The massive, still-burning Rim Fire will torch a substantial amount of the Turlock Irrigation District's watershed, though impacts to TID operations are still projected to be minimal.
“We'll hit 25 percent of the watershed (burned) before all is said and done,” said Wes Monier, TID Strategic Issues and Planning Department Manager.
The Rim Fire has torched 235,841 acres along Highway 120, near Yosemite National Park, according to Cal Fire. The blaze is now 75 percent contained, thanks to increasing humidity and light showers.
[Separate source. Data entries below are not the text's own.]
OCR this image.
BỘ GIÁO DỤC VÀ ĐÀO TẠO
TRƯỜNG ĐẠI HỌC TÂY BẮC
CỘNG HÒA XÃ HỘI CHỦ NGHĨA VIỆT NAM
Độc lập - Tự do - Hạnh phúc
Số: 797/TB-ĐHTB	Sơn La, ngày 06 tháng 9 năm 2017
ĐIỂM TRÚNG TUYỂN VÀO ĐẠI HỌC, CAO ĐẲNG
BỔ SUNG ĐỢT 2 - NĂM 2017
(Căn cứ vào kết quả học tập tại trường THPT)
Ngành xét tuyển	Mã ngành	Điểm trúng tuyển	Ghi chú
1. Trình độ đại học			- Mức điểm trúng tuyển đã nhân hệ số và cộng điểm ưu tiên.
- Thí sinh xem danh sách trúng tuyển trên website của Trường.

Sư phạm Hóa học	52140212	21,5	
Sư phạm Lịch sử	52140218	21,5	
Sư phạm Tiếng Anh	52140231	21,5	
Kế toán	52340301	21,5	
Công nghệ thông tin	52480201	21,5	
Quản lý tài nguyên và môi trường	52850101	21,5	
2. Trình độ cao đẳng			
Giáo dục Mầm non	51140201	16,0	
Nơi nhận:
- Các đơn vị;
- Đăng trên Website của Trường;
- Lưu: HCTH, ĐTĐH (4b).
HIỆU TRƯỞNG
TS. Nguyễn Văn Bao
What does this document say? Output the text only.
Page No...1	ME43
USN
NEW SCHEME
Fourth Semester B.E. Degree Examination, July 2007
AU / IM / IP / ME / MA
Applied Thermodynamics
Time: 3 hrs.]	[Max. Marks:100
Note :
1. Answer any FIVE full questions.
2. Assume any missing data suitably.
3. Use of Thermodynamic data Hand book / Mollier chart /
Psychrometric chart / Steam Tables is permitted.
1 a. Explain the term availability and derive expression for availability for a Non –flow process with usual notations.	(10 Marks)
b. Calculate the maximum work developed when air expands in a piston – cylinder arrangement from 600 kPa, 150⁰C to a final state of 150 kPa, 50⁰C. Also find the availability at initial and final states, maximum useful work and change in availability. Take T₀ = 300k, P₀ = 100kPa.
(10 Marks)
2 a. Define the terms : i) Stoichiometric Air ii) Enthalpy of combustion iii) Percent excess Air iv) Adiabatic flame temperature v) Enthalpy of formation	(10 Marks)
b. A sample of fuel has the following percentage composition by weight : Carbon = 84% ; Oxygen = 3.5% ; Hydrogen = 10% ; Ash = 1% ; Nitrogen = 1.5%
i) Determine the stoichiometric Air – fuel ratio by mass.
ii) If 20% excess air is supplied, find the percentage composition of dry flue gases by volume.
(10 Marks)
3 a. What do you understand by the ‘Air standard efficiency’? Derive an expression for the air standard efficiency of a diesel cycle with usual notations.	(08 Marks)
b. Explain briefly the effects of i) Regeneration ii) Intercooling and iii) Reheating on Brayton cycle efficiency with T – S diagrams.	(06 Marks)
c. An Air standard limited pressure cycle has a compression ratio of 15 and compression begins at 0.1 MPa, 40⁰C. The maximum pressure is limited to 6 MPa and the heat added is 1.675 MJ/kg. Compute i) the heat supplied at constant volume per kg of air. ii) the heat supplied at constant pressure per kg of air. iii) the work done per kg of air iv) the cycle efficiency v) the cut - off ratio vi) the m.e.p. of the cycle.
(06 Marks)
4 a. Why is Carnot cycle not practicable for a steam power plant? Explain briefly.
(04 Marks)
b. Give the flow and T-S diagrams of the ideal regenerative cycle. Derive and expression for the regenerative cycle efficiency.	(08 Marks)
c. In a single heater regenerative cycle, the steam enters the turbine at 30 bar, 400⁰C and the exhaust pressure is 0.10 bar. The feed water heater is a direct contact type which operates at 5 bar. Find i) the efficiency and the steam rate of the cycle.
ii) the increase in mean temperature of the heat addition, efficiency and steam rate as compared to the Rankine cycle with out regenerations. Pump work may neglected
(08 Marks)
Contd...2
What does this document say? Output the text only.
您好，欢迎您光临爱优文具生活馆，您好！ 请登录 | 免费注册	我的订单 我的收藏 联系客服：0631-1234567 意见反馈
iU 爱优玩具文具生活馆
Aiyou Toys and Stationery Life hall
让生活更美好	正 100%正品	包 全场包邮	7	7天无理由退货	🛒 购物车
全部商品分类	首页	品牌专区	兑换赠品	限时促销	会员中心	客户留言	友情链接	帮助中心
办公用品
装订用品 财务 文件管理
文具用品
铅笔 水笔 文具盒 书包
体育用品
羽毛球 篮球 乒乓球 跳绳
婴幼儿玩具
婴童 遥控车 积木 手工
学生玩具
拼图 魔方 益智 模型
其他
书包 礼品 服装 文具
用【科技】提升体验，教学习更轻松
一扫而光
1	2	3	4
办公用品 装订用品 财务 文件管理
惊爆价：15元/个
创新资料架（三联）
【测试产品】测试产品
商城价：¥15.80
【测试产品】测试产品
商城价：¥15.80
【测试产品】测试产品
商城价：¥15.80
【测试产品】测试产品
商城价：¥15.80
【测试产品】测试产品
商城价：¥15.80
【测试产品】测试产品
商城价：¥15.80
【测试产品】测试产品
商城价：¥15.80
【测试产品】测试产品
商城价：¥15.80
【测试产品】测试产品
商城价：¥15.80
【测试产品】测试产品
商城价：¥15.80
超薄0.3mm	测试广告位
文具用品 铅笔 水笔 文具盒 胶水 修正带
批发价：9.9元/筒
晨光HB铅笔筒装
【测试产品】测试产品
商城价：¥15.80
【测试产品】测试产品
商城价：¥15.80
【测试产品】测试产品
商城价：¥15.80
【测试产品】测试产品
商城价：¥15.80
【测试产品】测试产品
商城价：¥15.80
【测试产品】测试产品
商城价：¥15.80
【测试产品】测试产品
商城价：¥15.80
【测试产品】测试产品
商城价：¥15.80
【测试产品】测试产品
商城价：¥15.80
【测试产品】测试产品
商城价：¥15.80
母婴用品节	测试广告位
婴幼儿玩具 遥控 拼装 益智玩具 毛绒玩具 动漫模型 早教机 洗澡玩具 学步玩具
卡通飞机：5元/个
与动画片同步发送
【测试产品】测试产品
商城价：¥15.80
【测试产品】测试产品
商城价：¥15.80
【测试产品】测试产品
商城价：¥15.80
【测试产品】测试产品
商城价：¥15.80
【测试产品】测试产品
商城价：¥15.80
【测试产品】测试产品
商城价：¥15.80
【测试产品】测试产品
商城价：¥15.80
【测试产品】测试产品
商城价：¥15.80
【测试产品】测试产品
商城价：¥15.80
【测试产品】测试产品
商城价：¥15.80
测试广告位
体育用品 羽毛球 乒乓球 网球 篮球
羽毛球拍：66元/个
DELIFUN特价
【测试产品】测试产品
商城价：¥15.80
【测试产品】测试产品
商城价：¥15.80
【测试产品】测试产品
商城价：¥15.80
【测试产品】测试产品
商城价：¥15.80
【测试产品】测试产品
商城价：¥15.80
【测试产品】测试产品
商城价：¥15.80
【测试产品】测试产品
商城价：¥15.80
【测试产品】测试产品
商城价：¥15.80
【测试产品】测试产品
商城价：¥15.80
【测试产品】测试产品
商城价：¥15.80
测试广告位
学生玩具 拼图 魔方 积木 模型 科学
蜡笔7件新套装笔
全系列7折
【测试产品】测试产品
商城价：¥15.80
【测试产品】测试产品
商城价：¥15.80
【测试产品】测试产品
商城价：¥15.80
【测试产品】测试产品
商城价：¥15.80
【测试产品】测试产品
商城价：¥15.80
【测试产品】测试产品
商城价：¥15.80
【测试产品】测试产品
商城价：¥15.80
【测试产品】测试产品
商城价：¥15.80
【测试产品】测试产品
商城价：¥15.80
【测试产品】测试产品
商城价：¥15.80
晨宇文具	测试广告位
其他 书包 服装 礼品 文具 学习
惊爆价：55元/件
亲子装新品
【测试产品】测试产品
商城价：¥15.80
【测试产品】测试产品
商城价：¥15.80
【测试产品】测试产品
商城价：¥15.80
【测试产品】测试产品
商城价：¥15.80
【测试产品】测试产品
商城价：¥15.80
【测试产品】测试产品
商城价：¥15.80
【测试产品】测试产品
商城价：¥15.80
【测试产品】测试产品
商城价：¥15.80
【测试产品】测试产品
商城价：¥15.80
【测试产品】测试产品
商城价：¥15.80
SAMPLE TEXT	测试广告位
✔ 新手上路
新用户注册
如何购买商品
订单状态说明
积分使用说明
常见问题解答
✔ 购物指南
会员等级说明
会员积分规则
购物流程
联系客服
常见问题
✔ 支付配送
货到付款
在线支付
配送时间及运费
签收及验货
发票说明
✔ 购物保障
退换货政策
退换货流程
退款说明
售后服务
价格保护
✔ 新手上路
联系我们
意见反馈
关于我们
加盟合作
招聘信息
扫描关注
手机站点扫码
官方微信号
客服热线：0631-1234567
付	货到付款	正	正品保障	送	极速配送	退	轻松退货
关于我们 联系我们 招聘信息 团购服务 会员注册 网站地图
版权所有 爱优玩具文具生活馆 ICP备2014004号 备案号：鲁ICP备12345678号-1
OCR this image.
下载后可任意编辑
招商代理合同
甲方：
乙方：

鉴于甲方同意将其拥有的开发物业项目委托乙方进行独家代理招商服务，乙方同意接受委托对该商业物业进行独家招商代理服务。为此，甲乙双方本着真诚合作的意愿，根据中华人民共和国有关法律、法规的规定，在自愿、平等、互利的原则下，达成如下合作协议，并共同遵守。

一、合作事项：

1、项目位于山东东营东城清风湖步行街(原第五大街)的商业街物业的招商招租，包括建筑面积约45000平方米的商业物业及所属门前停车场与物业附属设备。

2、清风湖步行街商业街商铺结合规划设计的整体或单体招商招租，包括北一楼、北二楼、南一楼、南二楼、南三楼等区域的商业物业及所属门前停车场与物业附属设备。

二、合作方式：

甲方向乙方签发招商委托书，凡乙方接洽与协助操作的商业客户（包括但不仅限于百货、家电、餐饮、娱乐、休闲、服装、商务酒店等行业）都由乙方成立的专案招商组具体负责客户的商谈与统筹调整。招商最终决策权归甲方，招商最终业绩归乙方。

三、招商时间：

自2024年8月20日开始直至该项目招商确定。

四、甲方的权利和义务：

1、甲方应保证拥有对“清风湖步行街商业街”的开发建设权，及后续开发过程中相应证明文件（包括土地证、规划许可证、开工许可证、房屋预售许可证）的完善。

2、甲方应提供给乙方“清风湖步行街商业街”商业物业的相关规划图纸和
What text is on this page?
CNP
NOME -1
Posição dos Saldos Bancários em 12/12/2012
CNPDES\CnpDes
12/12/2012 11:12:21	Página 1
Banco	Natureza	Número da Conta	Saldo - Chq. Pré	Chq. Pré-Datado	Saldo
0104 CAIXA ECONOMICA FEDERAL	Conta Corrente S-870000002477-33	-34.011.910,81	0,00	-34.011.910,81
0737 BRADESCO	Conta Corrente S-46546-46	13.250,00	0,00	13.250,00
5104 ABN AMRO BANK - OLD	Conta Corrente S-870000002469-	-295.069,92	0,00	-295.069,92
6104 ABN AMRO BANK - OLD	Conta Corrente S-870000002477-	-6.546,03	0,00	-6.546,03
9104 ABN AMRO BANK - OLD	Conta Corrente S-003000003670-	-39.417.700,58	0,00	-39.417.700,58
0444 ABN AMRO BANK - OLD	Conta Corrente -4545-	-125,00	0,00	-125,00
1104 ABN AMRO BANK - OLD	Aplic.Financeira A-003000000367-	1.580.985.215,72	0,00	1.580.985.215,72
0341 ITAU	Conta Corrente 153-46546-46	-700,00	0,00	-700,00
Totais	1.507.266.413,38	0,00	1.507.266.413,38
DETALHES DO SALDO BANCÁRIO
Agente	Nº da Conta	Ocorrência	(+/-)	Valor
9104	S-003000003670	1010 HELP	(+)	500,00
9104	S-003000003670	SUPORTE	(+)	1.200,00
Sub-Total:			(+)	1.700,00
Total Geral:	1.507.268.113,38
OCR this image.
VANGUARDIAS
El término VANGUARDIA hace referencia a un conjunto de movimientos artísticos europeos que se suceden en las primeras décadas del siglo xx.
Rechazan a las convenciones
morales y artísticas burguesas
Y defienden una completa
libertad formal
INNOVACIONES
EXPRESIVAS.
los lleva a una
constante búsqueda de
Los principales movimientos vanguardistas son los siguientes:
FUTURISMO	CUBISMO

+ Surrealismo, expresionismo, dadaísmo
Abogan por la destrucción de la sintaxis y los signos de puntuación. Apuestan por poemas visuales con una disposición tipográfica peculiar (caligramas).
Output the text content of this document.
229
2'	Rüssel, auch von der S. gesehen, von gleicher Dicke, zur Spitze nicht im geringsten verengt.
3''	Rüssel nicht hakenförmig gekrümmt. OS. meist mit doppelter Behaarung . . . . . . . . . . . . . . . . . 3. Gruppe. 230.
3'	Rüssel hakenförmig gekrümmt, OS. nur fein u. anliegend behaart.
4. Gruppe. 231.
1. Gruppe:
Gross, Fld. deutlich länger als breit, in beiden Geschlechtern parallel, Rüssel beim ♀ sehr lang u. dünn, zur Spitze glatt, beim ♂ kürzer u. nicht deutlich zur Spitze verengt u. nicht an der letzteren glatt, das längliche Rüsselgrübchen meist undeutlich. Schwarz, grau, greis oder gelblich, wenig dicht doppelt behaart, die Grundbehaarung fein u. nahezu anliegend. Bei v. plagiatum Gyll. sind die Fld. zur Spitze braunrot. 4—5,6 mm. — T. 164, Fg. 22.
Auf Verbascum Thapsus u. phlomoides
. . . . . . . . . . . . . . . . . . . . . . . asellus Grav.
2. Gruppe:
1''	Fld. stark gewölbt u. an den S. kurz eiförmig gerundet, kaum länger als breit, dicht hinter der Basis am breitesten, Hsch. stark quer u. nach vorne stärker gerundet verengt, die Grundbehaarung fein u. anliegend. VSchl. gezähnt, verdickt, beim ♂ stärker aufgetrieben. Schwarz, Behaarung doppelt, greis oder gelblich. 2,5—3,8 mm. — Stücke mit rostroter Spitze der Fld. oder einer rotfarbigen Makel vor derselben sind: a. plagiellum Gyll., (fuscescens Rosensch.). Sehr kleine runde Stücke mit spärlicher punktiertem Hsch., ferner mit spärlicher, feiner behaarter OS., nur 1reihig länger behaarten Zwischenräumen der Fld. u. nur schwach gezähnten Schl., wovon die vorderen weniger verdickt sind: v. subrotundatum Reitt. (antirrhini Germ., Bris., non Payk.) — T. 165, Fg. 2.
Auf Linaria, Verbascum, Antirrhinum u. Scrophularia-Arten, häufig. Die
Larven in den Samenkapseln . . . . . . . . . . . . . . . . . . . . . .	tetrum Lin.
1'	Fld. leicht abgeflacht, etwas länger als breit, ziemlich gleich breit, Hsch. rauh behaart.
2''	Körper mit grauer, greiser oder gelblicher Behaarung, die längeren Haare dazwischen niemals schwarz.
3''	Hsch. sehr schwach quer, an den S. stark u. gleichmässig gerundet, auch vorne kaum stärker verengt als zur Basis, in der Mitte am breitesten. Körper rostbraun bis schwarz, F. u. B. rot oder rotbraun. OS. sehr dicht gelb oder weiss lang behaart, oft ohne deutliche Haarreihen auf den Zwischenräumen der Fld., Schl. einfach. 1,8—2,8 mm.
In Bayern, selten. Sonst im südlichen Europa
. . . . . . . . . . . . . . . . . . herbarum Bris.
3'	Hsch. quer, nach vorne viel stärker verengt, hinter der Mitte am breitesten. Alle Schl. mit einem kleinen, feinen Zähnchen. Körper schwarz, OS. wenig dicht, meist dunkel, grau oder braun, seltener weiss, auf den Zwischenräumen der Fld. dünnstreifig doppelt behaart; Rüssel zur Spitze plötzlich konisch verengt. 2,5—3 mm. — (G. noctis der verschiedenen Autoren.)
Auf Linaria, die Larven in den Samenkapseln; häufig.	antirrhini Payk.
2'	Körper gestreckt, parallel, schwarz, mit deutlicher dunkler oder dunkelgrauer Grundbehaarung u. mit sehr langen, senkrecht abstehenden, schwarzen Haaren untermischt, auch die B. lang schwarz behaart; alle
The fire should be completely contained by Sept. 20, Monier said.
A massive 4,559 fire personnel have responded to the Rim Fire, including some Turlock firefighters. Flames have torched 111 buildings, and 5,506 more are considered threatened.
The Rim Fire has greatly impacted operations at the City and County of San Francisco's Hetch Hetchy Reservoir, upstream of TID's Don Pedro Reservoir. Hydroelectric generators have been stopped, as fire threatens transmission lines, and high levels of ash have raised concerns about water quality.
TID expects some impacts from the fire, as rains will eventually wash burned logs into the Tuolumne River and Don Pedro Reservoir, necessitating clearing operations. But what likely won't change is the total amount of water that TID receives from the watershed, according to Monier.
TID recently spoke with Norman Crawford, who developed the watershed model used to project runoff from the Tuolumne River watershed.
“He seemed to think that the total volume of water over the year … really won't change,” Monier said. “But what it will change is the rate it comes off.”
Water could arrive into TID reservoirs in a spiky fashion, Monier said, without foliage to absorb water or shade melting snow.
TID and the CCSF plan to meet with Crawford in the coming weeks to take a more detailed look at impacts stemming from the Rim Fire, Monier said.